Raporların incelenmesiyle birlikte belirlenen 5 ana alandaki; Eğitim ve öğretim alanında Orta Doğu Teknik Üniversitesi’nin, Araştırma-geliştirme, proje ve yayın alanında KOÇ Üniversitesinin, Topluma hizmet ve sosyal sorumluluk alanlarında Ankara Üniversitesi’nin başarılı olduğu ortaya çıktı. Saraç, konuyla ilgili basın mensuplarından gelen soruları da cevapladı. “Her üniversiteyi bulunduğu yerden daha yukarıya çekebilmek için bilgi esaslı bir düzenleme, bir kurgu. Dolayısıyla biz burada farklı yıllarda kurulmuş, farklı imkanlara sahip, farklı zorluklarla karşılaşan üniversiteler aynı kriterlerle incelenmeye alınmadı. Belli başlıklarla bazı üniversiteler diğerlerine göre öne çıkıyor. Amacımız; bu üniversitelerin 2018 senesine ait verilerini açıkladıktan sonra 2019 verilerini de açıkladıktan sonra üniversitelerin gelişim tekamül çizgilerinin kamuoyuyla paylaşılması ve üniversite hocalarının, öğrencilerinin hatta toplumun tümünün üniversite yönetimini gelişmeye yönelik yol açacak bir yola sevk etmektedir. Üniversitelerin bütün bileşenlerinin son yıllarda kat ettiği veya gerilediği başlıklar varsa eleştirilerini buna göre yapması. Yani üniversitelerin birbirleriyle değil, her üniversiteyi yıl esaslı olmak üzere üniversiteleri kendileriyle yarıştırmak. Bu raporları yayınladıktan sonra değerlendirmeler yapılacaktır. Şuna dikkat etmek durumundayız; son birkaç yılda kurulmuş üniversitelerle Türkiye’nin en köklü üniversitelerini yarıştırmak doğru değildir. Topluma kattığı değer açısından üniversiteleri kendi kendileriyle yarıştıracağız.
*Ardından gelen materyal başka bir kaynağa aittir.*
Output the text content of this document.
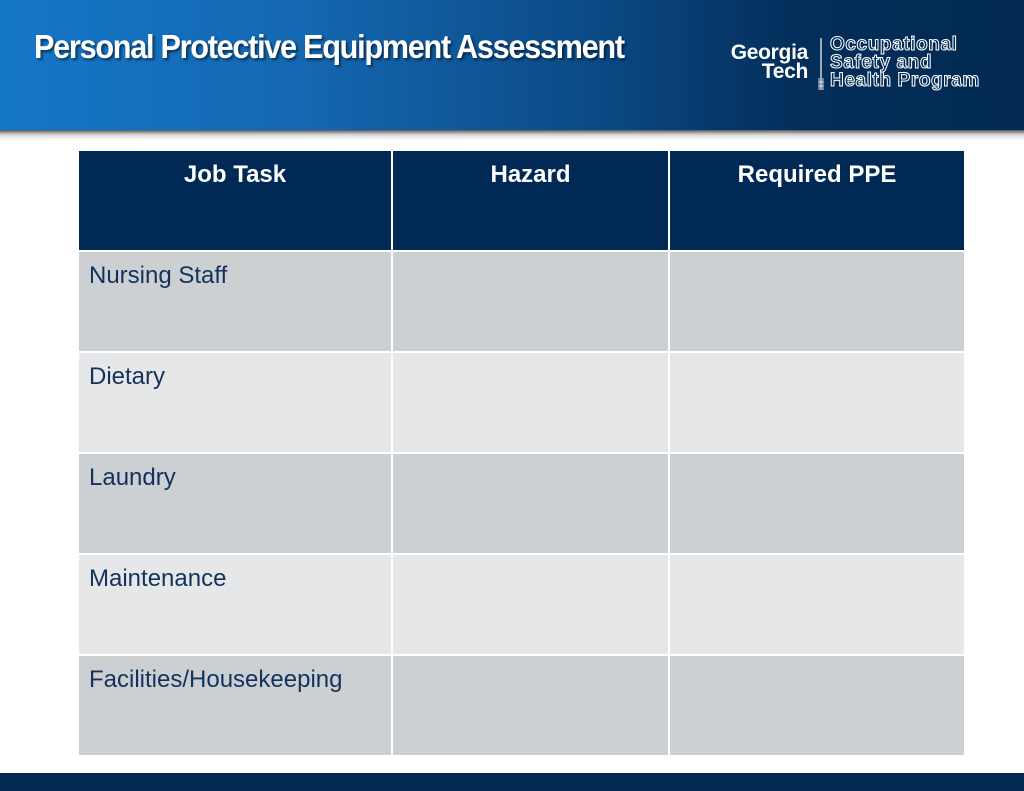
Personal Protective Equipment Assessment	Georgia
Tech
Occupational
Safety and
Health Program
Job Task	Hazard	Required PPE
Nursing Staff		
Dietary		
Laundry		
Maintenance		
Facilities/Housekeeping		
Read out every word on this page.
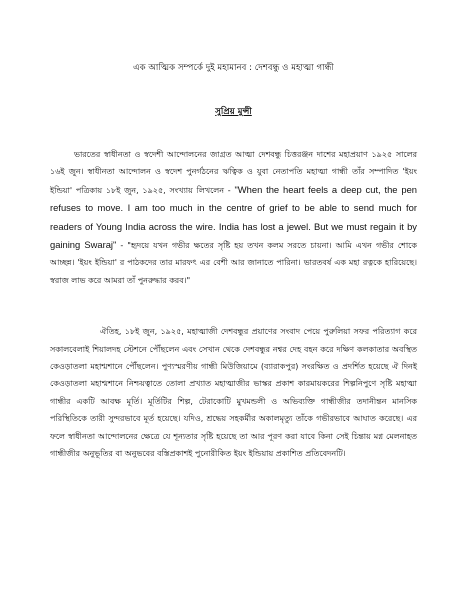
এক আত্মিক সম্পর্কে দুই মহামানব : দেশবন্ধু ও মহাত্মা গান্ধী
সুপ্রিয় মুন্সী

ভারতের স্বাধীনতা ও স্বদেশী আন্দোলনের জাগ্রত আত্মা দেশবন্ধু চিত্তরঞ্জন দাশের মহাপ্রয়াণ ১৯২৫ সালের ১৬ই জুন। স্বাধীনতা আন্দোলন ও স্বদেশ পুনর্গঠনের ঋত্বিক ও যুবা নেতাপতি মহাত্মা গান্ধী তাঁর সম্পাদিত 'ইয়ং ইন্ডিয়া' পত্রিকায় ১৮ই জুন, ১৯২৫, সংখ্যায় লিখলেন - "When the heart feels a deep cut, the pen refuses to move. I am too much in the centre of grief to be able to send much for readers of Young India across the wire. India has lost a jewel. But we must regain it by gaining Swaraj" - "হৃদয়ে যখন গভীর ক্ষতের সৃষ্টি হয় তখন কলম সরতে চায়না। আমি এখন গভীর শোকে আচ্ছন্ন। 'ইয়ং ইন্ডিয়া' র পাঠকদের তার মারফৎ এর বেশী আর জানাতে পারিনা। ভারতবর্ষ এক মহা রত্নকে হারিয়েছে। স্বরাজ লাভ করে আমরা তাঁ পুনরুদ্ধার করব।"

ঐতিহ, ১৮ই জুন, ১৯২৫, মহাত্মাজী দেশবন্ধুর প্রয়াণের সংবাদ পেয়ে পুরুলিয়া সফর পরিত্যাগ করে সকালবেলাই শিয়ালদহ স্টেশনে পৌঁছলেন এবং সেখান থেকে দেশবন্ধুর নশ্বর দেহ বহন করে দক্ষিণ কলকাতার অবস্থিত কেওড়াতলা মহাশ্মশানে পৌঁছলেন। পুণ্যস্মরণীয় গান্ধী মিউজিয়ামে (ব্যারাকপুর) সংরক্ষিত ও প্রদর্শিত হয়েছে ঐ দিনই কেওড়াতলা মহাশ্মশানে নিশ্চয়ত্বাতে তোলা প্রখ্যাত মহাত্মাজীর ভাস্কর প্রকাশ কারমায়করের শিল্পনিপুণে সৃষ্টি মহাত্মা গান্ধীর একটি আবক্ষ মূর্তি। মূর্তিটির শিল্প, টেরাকোটি মুখমন্ডলী ও অভিব্যক্তি গান্ধীজীর তদানীন্তন মানসিক পরিস্থিতিকে তারী সুন্দরভাবে মূর্ত হয়েছে। যদিও, শ্রদ্ধেয় সহকর্মীর অকালমৃত্যু তাঁকে গভীরভাবে আঘাত করেছে। এর ফলে স্বাধীনতা আন্দোলনের ক্ষেত্রে যে শূন্যতার সৃষ্টি হয়েছে তা আর পূরণ করা যাবে কিনা সেই চিন্তায় মগ্ন মেলনাহত গান্ধীজীর অনুভূতির বা অনুভবের বস্তিপ্রকাশই পুনোরীকিত ইয়ং ইন্ডিয়ায় প্রকাশিত প্রতিবেদনটি।
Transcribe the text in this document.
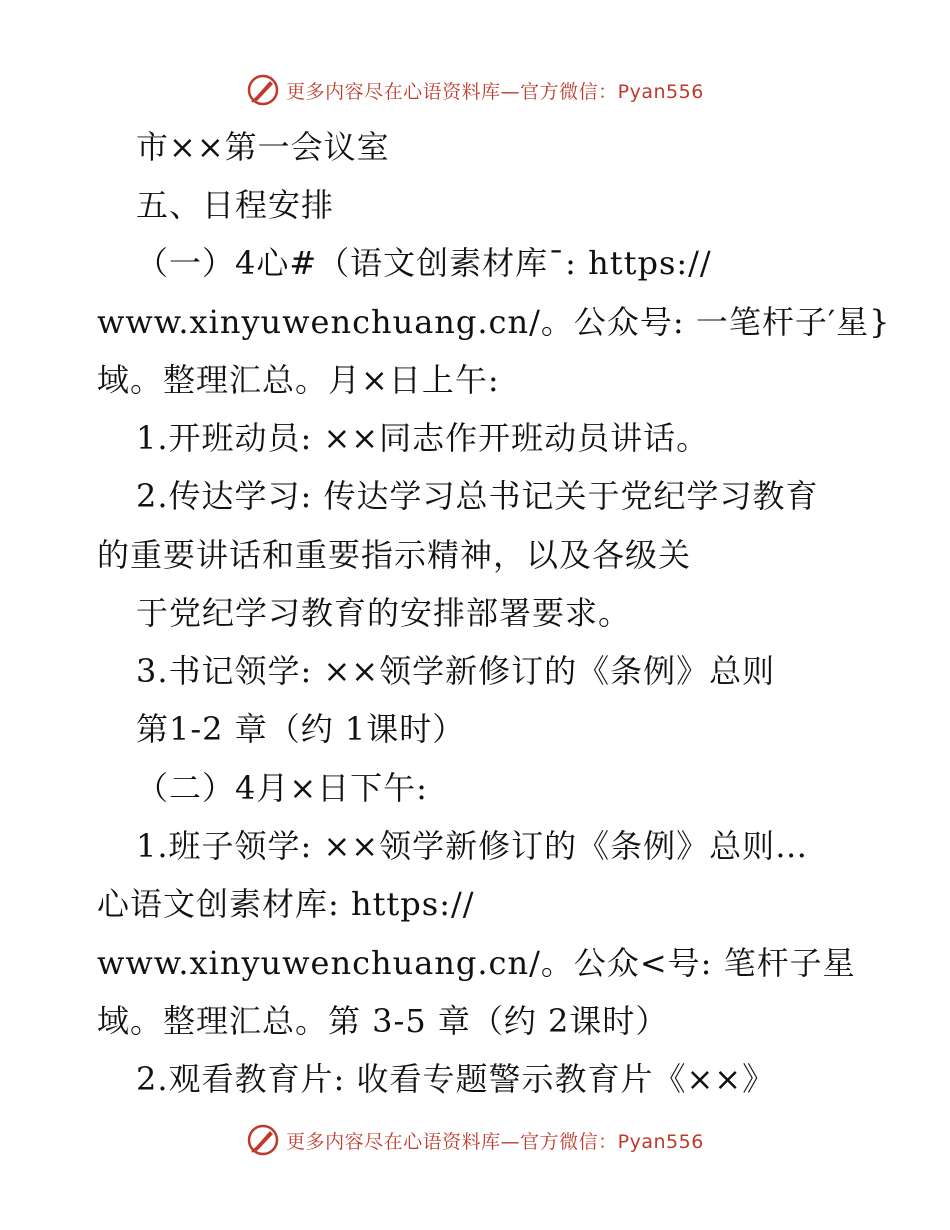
更多内容尽在心语资料库—官方微信：Pyan556
市××第一会议室
五、日程安排
（一）4心#（语文创素材库¯: https://
www.xinyuwenchuang.cn/。公众号: 一笔杆子′星}
域。整理汇总。月×日上午:
1.开班动员: ××同志作开班动员讲话。
2.传达学习: 传达学习总书记关于党纪学习教育
的重要讲话和重要指示精神，以及各级关
于党纪学习教育的安排部署要求。
3.书记领学: ××领学新修订的《条例》总则
第1-2 章（约 1课时）
（二）4月×日下午:
1.班子领学: ××领学新修订的《条例》总则…
心语文创素材库: https://
www.xinyuwenchuang.cn/。公众<号: 笔杆子星
域。整理汇总。第 3-5 章（约 2课时）
2.观看教育片: 收看专题警示教育片《××》
更多内容尽在心语资料库—官方微信：Pyan556
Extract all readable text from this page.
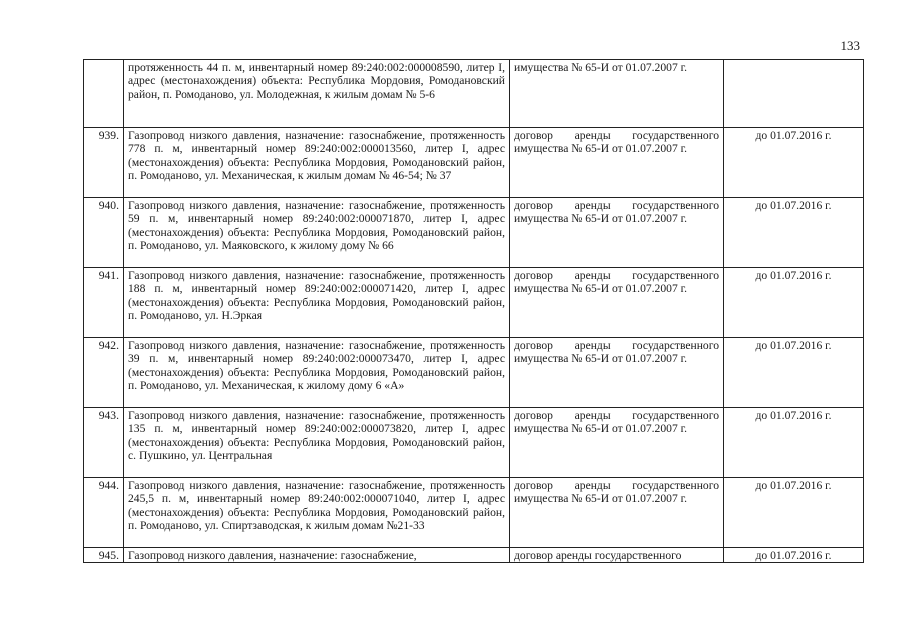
133
	протяженность 44 п. м, инвентарный номер 89:240:002:000008590, литер I, адрес (местонахождения) объекта: Республика Мордовия, Ромодановский район, п. Ромоданово, ул. Молодежная, к жилым домам № 5-6	имущества № 65-И от 01.07.2007 г.	
939.	Газопровод низкого давления, назначение: газоснабжение, протяженность 778 п. м, инвентарный номер 89:240:002:000013560, литер I, адрес (местонахождения) объекта: Республика Мордовия, Ромодановский район, п. Ромоданово, ул. Механическая, к жилым домам № 46-54; № 37	договор аренды государственного имущества № 65-И от 01.07.2007 г.	до 01.07.2016 г.
940.	Газопровод низкого давления, назначение: газоснабжение, протяженность 59 п. м, инвентарный номер 89:240:002:000071870, литер I, адрес (местонахождения) объекта: Республика Мордовия, Ромодановский район, п. Ромоданово, ул. Маяковского, к жилому дому № 66	договор аренды государственного имущества № 65-И от 01.07.2007 г.	до 01.07.2016 г.
941.	Газопровод низкого давления, назначение: газоснабжение, протяженность 188 п. м, инвентарный номер 89:240:002:000071420, литер I, адрес (местонахождения) объекта: Республика Мордовия, Ромодановский район, п. Ромоданово, ул. Н.Эркая	договор аренды государственного имущества № 65-И от 01.07.2007 г.	до 01.07.2016 г.
942.	Газопровод низкого давления, назначение: газоснабжение, протяженность 39 п. м, инвентарный номер 89:240:002:000073470, литер I, адрес (местонахождения) объекта: Республика Мордовия, Ромодановский район, п. Ромоданово, ул. Механическая, к жилому дому 6 «А»	договор аренды государственного имущества № 65-И от 01.07.2007 г.	до 01.07.2016 г.
943.	Газопровод низкого давления, назначение: газоснабжение, протяженность 135 п. м, инвентарный номер 89:240:002:000073820, литер I, адрес (местонахождения) объекта: Республика Мордовия, Ромодановский район, с. Пушкино, ул. Центральная	договор аренды государственного имущества № 65-И от 01.07.2007 г.	до 01.07.2016 г.
944.	Газопровод низкого давления, назначение: газоснабжение, протяженность 245,5 п. м, инвентарный номер 89:240:002:000071040, литер I, адрес (местонахождения) объекта: Республика Мордовия, Ромодановский район, п. Ромоданово, ул. Спиртзаводская, к жилым домам №21-33	договор аренды государственного имущества № 65-И от 01.07.2007 г.	до 01.07.2016 г.
945.	Газопровод низкого давления, назначение: газоснабжение,	договор аренды государственного	до 01.07.2016 г.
Bizim kurgumuz bu. Üniversitelerin üst yöneticileri, o üniversitelerin gösterdiği performansa bağlı olarak altındaki akademisyenler ve öğrencilerle kendisini bir yarışta hissedecek. Burada yarıştığı Türkiye’nin en köklü üniversitesi değil, bir önceki yıldaki verileri olacak” dedi.
Toplantıya iştirak eden YÖK Başkanı M. A. Yekta Saraç ve beraberindekiler bahsi geçen web sitesini incelediler.